This is how a real estate video should be done

Over the next few days, I’m going to showcase some of my favorite Real Estate Videos from 2013.

Here’s the first, take a look and let me know what you think:

I love this video – it’s like a little movie.  There is even a plot twist.  Nicely done, by Sage Real Estate, and Property Films CA.


We have all seen them, they are all over the internet, and I just cringe whenever I see them. I know in the first few seconds if the video is going to be any good or not. I’m specifically talking about real estate videos.

We all have video cameras on us all the time. This is a relatively new concept. Most of us over 40 aren’t used to walking around with a camera on us all the time, but the younger generation is all about documenting their lives through photos and video.
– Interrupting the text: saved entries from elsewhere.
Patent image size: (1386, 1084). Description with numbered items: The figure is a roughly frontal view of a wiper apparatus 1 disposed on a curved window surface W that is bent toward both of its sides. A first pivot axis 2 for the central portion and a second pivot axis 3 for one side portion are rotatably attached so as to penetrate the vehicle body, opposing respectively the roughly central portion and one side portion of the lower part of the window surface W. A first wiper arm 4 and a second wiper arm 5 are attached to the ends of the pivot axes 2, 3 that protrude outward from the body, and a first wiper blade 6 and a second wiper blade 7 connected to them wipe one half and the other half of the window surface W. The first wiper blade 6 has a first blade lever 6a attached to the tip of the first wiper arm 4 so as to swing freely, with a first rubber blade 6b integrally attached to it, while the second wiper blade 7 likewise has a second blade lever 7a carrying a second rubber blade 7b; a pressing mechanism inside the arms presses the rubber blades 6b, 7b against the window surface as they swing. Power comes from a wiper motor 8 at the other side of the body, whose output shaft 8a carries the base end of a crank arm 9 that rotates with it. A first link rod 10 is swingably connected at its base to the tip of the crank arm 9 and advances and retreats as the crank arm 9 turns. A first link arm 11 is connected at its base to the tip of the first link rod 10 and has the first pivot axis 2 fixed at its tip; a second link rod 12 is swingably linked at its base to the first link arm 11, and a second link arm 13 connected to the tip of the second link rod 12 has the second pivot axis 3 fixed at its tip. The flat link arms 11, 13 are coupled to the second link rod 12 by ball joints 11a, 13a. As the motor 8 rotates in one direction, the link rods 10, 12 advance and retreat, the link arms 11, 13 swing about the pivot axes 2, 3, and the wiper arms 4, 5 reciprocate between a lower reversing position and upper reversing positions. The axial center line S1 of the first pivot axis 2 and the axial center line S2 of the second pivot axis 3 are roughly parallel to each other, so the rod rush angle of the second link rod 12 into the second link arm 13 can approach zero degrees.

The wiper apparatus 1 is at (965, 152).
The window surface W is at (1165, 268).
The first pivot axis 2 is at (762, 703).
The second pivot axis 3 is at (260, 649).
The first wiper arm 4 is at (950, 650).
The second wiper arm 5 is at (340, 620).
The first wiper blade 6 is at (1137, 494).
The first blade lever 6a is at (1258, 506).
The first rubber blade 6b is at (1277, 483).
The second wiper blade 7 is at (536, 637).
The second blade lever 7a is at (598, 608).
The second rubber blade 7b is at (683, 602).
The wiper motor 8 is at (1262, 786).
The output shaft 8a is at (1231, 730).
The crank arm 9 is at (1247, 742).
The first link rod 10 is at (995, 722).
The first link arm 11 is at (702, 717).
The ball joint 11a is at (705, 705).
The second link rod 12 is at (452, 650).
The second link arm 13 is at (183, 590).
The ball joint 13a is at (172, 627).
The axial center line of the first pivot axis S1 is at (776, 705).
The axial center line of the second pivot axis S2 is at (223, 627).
As a real estate agent having a video camera on us can be a powerful tool to help us market a home by creating a listing video, or to establish that we are neighborhood experts.


But, just because you have the ability to make a video doesn’t mean you should.

But the listing video above is a fantastic example of real estate video done the right way.  The marketing is superb, and if you are like me, you can see yourself moving right into that home, and picking up the relaxed lifestyle of the current owner.

What makes this property video so different?

There are a lot  of elements to this video that separate it from one of the usual real estate videos.

The video starts with a car coming up the street.

The subject is nicely dressed, and drives a nice car.  He is successful.  Not cocky or pushy.  He is a nice guy, smart, and has worked hard to get ahead in life, but also knows how to enjoy his life, and appreciates some of the finer things in it.

As he walks up to the front door he gets a text, asking him to come meet some friends nearby.  That sets the stage for showing the house.

Water in kitchenHe will use the different parts of the house to get himself ready to go out.  As he enters, he is greeted by his dog, and then heads over to the kitchen to grab a bottle of water from the fridge.  This showcases the kitchen, quickly, but effectively.  He then heads up the stairs, followed by his little dog, and into the master bedroom, and enters the bath.  As the camera follows him through the house, we get to see how clean the place is, how the furniture is arranged, and how light and airy the place feels.
Bath getting readyAfter spending some time in the bath, he goes to the closet, and hangs up his jacket, showing there is plenty of storage in the home.  He’s now ready to head out, and  goes downstairs, still followed by his puppy, and just before he exits the house, he does a quick check to see if the place is ready in case he brings guests over later in the evening.

The camera shows the living room, the dining area, the kitchen, all from the subject’s perspective, and not using any special effects.   You get a great overview of the house at this point.

Then, the plot takes a small twist.  The dog is lonely, and doesn’t want his owner to go out.  The sad puppy dog eyes, convince him to stay home.  The next shot is of the owner sitting on this back porch, playing with the dog, and enjoying his backyard.

The last shots are of the agent’s contact info, as well as the company that made the video.  The whole thing took less than 2 minutes.  And it conveyed everything you need to know in a minute and 54 seconds.

Sad dog


What this video doesn’t have

There is no voice over, except at the very end – nobody is telling you about the house.  Nobody is spoon feeding you information. You get to discover it on your own.

There aren’t any text overlays or fancy special effects to distract you from the property.

There isn’t any overt marketing of the real estate brokerage or video company, except at the very end, when you are ready to get more information, and take action.


How did they make the video?

As I look at this video, and try to reverse engineer how they made it, it is really very simple.  It was shot mid-day, in full sunlight.  There isn’t excessive depth of field shots, and that tells me that the lenses used may have been expensive, but most likely they weren’t all that fancy.

There is a little bit of motion to the camera in most shots.  I don’t they used a lot of tripods, or slider / rail systems.  Probably just a small handheld steady cam rig that can be bought for less than $100.

The angles shift back and forth between the dog’s view, and ankle level, the owner’s view, and regular property views.

Throughout the story, there is soft gentle, guitar music with a female singer, that enhances the story, and doesn’t detract from it.


I wish more agents would spend just a little more time and creativity to come up with ideas like this.  Don’t you?